Mudernage, de Marcela Borela

Feito para o DOCTV, Mudernage fechou a Mostra ABD como que para também concluir este recorte artístico da seleção de documentários. Por abordar a arte moderna feita em Goiás, o documentário de Borela se vê um tanto próximo do longa de Ângelo Lima dedicado a Gustav Ritter, docs que chegam a dividir alguns entrevistados, como Siron Franco e Divino Sobral.

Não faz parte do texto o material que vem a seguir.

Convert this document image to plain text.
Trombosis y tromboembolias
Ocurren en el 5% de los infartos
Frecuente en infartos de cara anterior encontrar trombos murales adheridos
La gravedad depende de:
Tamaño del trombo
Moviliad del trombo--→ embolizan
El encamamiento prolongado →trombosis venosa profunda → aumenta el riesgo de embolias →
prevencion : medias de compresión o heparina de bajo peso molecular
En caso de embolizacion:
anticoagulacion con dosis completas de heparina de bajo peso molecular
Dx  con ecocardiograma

Assistir aos dois filmes separados por apenas 48 horas leva a um exercício interessante. Por mais que sofra com o ritmo um tanto capitular, muito devido aos propósitos televisivos, Mudernage propõe discussões não só em torno da arte em si, como se fosse uma palestra, mas do diálogo entre gerações de artistas locais, da presença da arte na vida das pessoas e da relação entre o próprio documentário - cujo status de produção controladora é revelado a todo momento, ecos de Eduardo Coutinho - e as motivações daqueles artistas (a presença do Grupo EmpreZa, por exemplo, não é uma performance, mas o debate entre eles a respeito de como fazer ou não fazer a performance).

O campo de pesquisa de Borela é mais amplo, falando de arte e da cidade às vezes de maneira quase indissociável. Parte das entrevistas não são meramente mecânicas, em que se procura apenas as informações da falação padronizada: Siron Franco aparece, mas tanto quanto ele aparece seu ateliê, a valorização daquele espaço de criação; com Divino Sobral, filmado no alto dum morro, a cidade de Goiânia está presente no horizonte, lá atrás, às vistas. O ambiente é geralmente filmado sem que se comporte como um simples anexo dos depoimentos.

Talvez a maior diferença entre os docs de Borela e Lima possa ser resumida no modo com que os diretores se inserem em seus próprios filmes: enquanto Lima me parece se colocar gratuitamente em frente à câmera, Borela, além de não se omitir como entrevistadora, a ponto de até mesmo escutar respostas inesperadas e assumir tais reações como parte do processo, inclui sua família dentro da questão (e problema?) do colecionismo artístico, sua mãe e seu pai dispondo seus muitos quadros na paredes da casa como peça decorativas.